The first time I knew I had a niche for running was in elementary school when we had an Olympics contest in gym. I think I was in 3rd grade. I won every event except the softball throw. I started competitively running cross country in 7th grade because an upper classman dared me to. So I joined the team. My coach was wonderful. I was a very confused and slightly disturbed child. She made me believe in myself. She gave birth to my dream as much as she supported it.
If you could run with and/or race anyone, anywhere who would it be and where? Over what distance and on which surface?
If i could run with anyone, it would be my grandfather. He was a runner himself and so was his brother. He died years ago when I was at the Big Ten Championships. He never actually got to see me run in person, only on video tape. I never used to let anyone see me run. not my parents, not my friends. I NEVER invited them to see me race. I would actually go out of my way to avoid personal spectators all together. And now I wish I had let him come. I suppose that’s not the kind of answer you were expecting or looking for. But that’s the first answer that came to mind.
Running wise, who do you look up to and who had inspired you?
Growing up I idolized Alan Webb. Who didn’t?! But the first time i met him in person, he was an asshole. He was arrogant and I quickly realized I NEVER EVER wanted to make anyone feel the way he made me feel; beneath him. That’s why I make it a priority to talk to my Twitter fans and I gladly sign autographs. I hope I never make someone feel that way. As I grew older I really started to respect and appreciate Lolo Jones. Her story, her hard work, her struggle, her triumph, her marketing. I highly respect her! But as for inspiration, I am my OWN inspiration. No one gets me moving more than me. No one is greater invested in me than me. You don’t need idols or motivation or inspiration when it comes from within.
What are your favourite training conditions and are they the same as your favourite racing conditions?
I HATE the humidity. I’ve raced a few times in Florida and just wanted to die warming up. Not to mention it ruins my hair. I like it warm. 70’s 80’s. I don’t even mind running in places like Arizona when it’s in the 90’s, so long as it’s dry. Although, most of my personal bests have been in the rain! For some reason, I’ve always had a liking for blue tracks. Drake and North Carolina A&T have nice tracks. Those are probably my favourite. But honestly, I really like to train and race with good company. I could race in the rain on a cinder track so long as I was laughing and joking around with my training partners and friends. It’s important to have fun out there.
What is your fondest memory of running and, conversely, your worst?
My fondest memories are often small personal triumphs, when I did small things I never thought I could. When my body surprises me with its capabilities despite my doubts. I suppose my fondest memory was the first time I put on a Brooks Running neon yellow racing jersey at the USA Championships in 2010. I felt so honoured and so blessed that I cried. And my worst memory was losing the Olympic trials. Not making the team. I didn’t cry. I didn’t weep. I simply walked off the track defeated. It was the first time I ever felt defeated. Losing a race and feeling defeated are two very different things. I’ve lost many races. That’s a part of the sport. But there was always hope or room for improvement. After the Olympic Trials, there was nothing. There are no other words for something that breaks your heart and kills your hope – that is defeat.

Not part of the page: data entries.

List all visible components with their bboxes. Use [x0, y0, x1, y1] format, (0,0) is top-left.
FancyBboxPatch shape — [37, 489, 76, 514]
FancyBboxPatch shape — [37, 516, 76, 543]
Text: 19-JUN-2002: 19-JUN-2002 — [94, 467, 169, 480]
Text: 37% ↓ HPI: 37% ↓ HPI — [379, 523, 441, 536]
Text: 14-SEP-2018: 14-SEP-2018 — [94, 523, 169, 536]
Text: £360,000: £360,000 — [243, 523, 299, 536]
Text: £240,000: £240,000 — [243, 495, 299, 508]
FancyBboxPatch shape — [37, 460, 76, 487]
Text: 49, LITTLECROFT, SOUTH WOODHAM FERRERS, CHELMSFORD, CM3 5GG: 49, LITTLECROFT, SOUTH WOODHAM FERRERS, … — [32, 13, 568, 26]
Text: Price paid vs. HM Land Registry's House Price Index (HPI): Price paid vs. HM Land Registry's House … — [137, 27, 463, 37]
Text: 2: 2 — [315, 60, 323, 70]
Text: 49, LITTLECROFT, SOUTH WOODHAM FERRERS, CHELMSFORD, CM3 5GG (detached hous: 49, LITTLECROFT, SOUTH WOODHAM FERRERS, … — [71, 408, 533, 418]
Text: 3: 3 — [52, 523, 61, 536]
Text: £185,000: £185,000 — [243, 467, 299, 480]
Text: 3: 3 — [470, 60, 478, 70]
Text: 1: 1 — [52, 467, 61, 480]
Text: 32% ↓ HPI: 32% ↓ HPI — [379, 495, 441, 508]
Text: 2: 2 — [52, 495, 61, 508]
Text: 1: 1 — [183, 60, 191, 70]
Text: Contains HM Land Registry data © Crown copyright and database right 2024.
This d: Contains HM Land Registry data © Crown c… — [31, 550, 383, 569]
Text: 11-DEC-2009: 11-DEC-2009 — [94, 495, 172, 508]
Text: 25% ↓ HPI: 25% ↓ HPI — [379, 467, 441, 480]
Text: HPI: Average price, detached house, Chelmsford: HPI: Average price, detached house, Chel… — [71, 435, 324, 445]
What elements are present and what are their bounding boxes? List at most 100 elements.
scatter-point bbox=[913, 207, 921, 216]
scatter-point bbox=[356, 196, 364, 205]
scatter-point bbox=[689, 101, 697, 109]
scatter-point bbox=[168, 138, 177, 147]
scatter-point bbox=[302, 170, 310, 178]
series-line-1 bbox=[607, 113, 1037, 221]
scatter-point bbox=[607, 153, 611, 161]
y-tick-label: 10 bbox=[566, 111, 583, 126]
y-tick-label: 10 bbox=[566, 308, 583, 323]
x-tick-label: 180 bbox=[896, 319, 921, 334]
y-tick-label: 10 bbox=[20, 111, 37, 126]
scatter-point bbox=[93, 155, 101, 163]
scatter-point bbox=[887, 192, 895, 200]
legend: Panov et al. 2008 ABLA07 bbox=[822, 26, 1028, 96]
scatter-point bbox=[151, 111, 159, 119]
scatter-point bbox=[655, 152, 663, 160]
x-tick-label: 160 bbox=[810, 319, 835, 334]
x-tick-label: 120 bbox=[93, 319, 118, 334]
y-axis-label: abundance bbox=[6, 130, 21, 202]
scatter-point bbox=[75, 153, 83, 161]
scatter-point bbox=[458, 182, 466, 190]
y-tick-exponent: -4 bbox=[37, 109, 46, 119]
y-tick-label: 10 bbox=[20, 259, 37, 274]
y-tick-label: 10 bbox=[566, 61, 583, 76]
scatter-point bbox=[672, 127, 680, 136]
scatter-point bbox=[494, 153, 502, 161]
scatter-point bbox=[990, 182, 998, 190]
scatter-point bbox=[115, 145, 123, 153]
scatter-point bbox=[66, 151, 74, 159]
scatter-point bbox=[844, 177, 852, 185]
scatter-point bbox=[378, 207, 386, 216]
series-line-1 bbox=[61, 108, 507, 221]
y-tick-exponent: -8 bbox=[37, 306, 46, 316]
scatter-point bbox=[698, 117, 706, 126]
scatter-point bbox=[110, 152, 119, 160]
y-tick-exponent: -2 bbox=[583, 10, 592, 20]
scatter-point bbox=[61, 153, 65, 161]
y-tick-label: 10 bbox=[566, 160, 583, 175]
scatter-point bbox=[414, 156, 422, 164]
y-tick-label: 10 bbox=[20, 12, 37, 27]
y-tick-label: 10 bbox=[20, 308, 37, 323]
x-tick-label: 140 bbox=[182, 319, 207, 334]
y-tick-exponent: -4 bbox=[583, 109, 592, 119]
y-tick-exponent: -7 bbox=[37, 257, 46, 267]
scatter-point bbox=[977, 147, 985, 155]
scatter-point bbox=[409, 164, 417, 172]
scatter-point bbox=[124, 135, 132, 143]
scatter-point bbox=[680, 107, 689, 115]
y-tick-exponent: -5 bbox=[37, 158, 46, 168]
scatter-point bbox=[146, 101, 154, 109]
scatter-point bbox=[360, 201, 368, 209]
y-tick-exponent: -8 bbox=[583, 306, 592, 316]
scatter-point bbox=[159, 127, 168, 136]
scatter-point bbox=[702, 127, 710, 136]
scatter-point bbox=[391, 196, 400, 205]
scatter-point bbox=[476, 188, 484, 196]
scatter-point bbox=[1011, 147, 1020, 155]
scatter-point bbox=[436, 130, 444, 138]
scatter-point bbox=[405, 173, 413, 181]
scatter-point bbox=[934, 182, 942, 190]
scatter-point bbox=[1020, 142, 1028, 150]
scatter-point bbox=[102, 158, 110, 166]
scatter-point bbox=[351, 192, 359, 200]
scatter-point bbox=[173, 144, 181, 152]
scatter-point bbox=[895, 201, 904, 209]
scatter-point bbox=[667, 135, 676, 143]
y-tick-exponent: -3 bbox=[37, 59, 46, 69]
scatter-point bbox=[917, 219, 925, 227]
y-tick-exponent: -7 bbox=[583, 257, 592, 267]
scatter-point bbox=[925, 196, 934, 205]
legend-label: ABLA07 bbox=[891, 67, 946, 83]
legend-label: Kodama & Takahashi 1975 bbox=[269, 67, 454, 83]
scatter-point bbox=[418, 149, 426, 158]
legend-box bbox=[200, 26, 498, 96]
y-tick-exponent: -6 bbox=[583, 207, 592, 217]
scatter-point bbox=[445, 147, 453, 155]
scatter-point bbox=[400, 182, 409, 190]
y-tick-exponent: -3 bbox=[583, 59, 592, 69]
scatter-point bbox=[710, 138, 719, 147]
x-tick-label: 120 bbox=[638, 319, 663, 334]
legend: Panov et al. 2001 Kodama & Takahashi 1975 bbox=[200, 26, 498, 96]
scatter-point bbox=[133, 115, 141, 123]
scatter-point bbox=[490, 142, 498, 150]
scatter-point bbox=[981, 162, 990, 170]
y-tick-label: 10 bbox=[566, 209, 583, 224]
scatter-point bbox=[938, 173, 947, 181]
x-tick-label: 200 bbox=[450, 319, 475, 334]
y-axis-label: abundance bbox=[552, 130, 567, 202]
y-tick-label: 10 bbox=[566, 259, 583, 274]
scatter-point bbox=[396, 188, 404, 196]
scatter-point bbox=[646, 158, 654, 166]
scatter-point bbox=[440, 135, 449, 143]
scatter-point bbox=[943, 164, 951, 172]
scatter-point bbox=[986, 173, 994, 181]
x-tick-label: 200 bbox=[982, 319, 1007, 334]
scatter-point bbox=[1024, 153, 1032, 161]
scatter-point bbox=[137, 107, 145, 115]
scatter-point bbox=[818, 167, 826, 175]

Where do you see yourself in six years?
To be honest, I plan to retire after Rio. I’d like to publish a book I’ve been working on in the next year or so. I’m a journalist and a writer. That has always been my passion. I hope to make it to Rio and then start writing full time. I’m also in the process of managing my parent’s tourist resorts. I hope I can both manage my parent’s resorts and write after I retire from running.